Ivanka Trump has found a cause to champion — and Democrats love it

Ivanka Trump faces an uphill battle as she tries to build support for her signature issues of affordable child care and paid family leave, courting corporate executives and lawmakers in hopes of generating momentum amid a packed legislative agenda in Washington.

Trump appears to be making headway with one important player, however: her father. In President Donald Trump’s speech laying out his vision for America to Congress last week, he highlighted both issues as having bipartisan appeal, along with defense and infrastructure spending.

“My administration wants to work with members of both parties to make child care accessible and affordable, to help ensure new parents that they have paid family leave,” Trump said to applause.

But the prospect of near-term action remains slim. The White House has set an aggressive timeline for making good on its core campaign promises: It hopes to repeal and replace the Affordable Care Act by Easter and then tackle a massive overhaul of the nation’s tax code by August. There are also routine tasks such as drafting the federal budget and raising the debt ceiling that have turned into flashpoints in the past.
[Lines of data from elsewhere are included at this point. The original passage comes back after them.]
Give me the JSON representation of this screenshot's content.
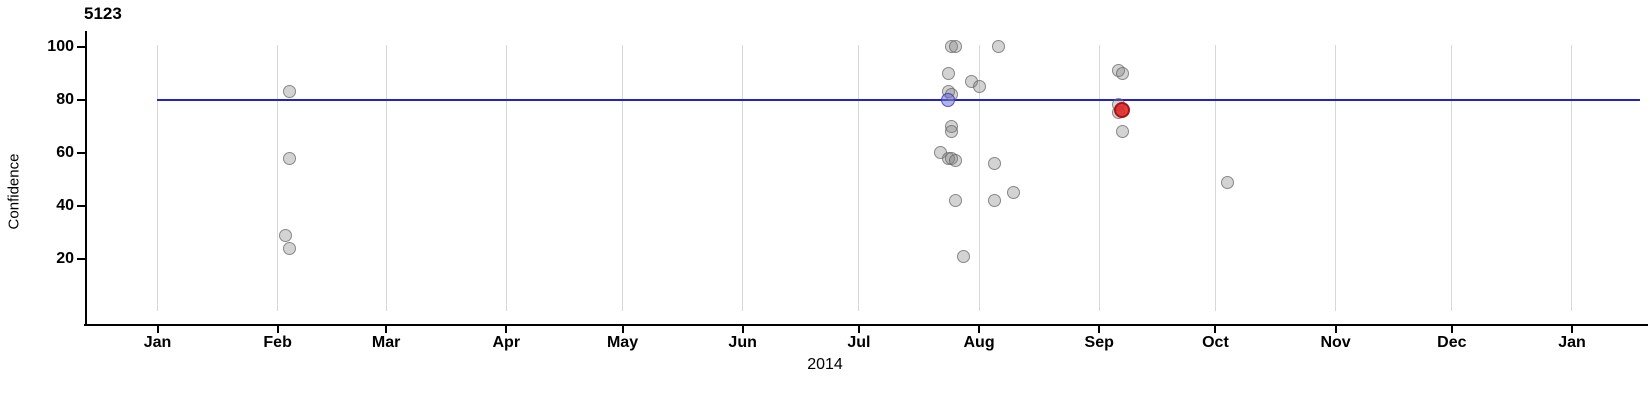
{
  "chart_data": {
    "type": "scatter",
    "title": "5123",
    "xlabel": "2014",
    "ylabel": "Confidence",
    "x_axis": {
      "type": "time",
      "start": "2014-01-01",
      "end": "2015-01-01",
      "tick_labels": [
        "Jan",
        "Feb",
        "Mar",
        "Apr",
        "May",
        "Jun",
        "Jul",
        "Aug",
        "Sep",
        "Oct",
        "Nov",
        "Dec",
        "Jan"
      ],
      "grid": true
    },
    "y_axis": {
      "ticks": [
        100,
        80,
        60,
        40,
        20
      ],
      "range": [
        0,
        105
      ],
      "grid": false
    },
    "legend": "none",
    "reference_line": {
      "orientation": "horizontal",
      "value": 80,
      "color": "#2122cc"
    },
    "marker_colors": {
      "gray": "#c8c8c8",
      "red": "#e02626",
      "blue": "#7373cd"
    },
    "points": [
      {
        "date": "2014-02-04",
        "value": 83,
        "marker": "gray"
      },
      {
        "date": "2014-02-04",
        "value": 58,
        "marker": "gray"
      },
      {
        "date": "2014-02-03",
        "value": 29,
        "marker": "gray"
      },
      {
        "date": "2014-02-04",
        "value": 24,
        "marker": "gray"
      },
      {
        "date": "2014-07-25",
        "value": 100,
        "marker": "gray"
      },
      {
        "date": "2014-07-26",
        "value": 100,
        "marker": "gray"
      },
      {
        "date": "2014-08-06",
        "value": 100,
        "marker": "gray"
      },
      {
        "date": "2014-07-24",
        "value": 90,
        "marker": "gray"
      },
      {
        "date": "2014-07-30",
        "value": 87,
        "marker": "gray"
      },
      {
        "date": "2014-08-01",
        "value": 85,
        "marker": "gray"
      },
      {
        "date": "2014-07-24",
        "value": 83,
        "marker": "gray"
      },
      {
        "date": "2014-07-25",
        "value": 82,
        "marker": "gray"
      },
      {
        "date": "2014-07-24",
        "value": 80,
        "marker": "blue"
      },
      {
        "date": "2014-07-25",
        "value": 70,
        "marker": "gray"
      },
      {
        "date": "2014-07-25",
        "value": 68,
        "marker": "gray"
      },
      {
        "date": "2014-07-22",
        "value": 60,
        "marker": "gray"
      },
      {
        "date": "2014-07-24",
        "value": 58,
        "marker": "gray"
      },
      {
        "date": "2014-07-25",
        "value": 58,
        "marker": "gray"
      },
      {
        "date": "2014-07-26",
        "value": 57,
        "marker": "gray"
      },
      {
        "date": "2014-08-05",
        "value": 56,
        "marker": "gray"
      },
      {
        "date": "2014-07-26",
        "value": 42,
        "marker": "gray"
      },
      {
        "date": "2014-08-05",
        "value": 42,
        "marker": "gray"
      },
      {
        "date": "2014-08-10",
        "value": 45,
        "marker": "gray"
      },
      {
        "date": "2014-07-28",
        "value": 21,
        "marker": "gray"
      },
      {
        "date": "2014-09-06",
        "value": 91,
        "marker": "gray"
      },
      {
        "date": "2014-09-07",
        "value": 90,
        "marker": "gray"
      },
      {
        "date": "2014-09-06",
        "value": 78,
        "marker": "gray"
      },
      {
        "date": "2014-09-06",
        "value": 75,
        "marker": "gray"
      },
      {
        "date": "2014-09-07",
        "value": 76,
        "marker": "red"
      },
      {
        "date": "2014-09-07",
        "value": 68,
        "marker": "gray"
      },
      {
        "date": "2014-10-04",
        "value": 49,
        "marker": "gray"
      }
    ]
  }
}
Meanwhile, Ivanka Trump’s proposal has gotten pushback from several corners. Her plan would allow families to deduct child-care expenses from their taxable income. The amount is capped at the average cost of child care in their state and applies to children younger than 13. Stay-at-home parents would also be eligible for the deduction.

Low-income families would be able to receive a refundable tax credit of 7.65 percent of their child-care costs, though stay-at-home parents are not eligible for this benefit. In addition, her plan would create savings accounts of up to $2,000 a year. Contributions would be tax-deductible and any earnings would be tax-free.

“It’s smart to use the tax system for child-care policy,” Sheila Marcelo, chief executive of health care marketplace Care.co, told CNBC. “I disagree that a deduction is not necessarily the most effective way if we’re trying to address the cost of care.”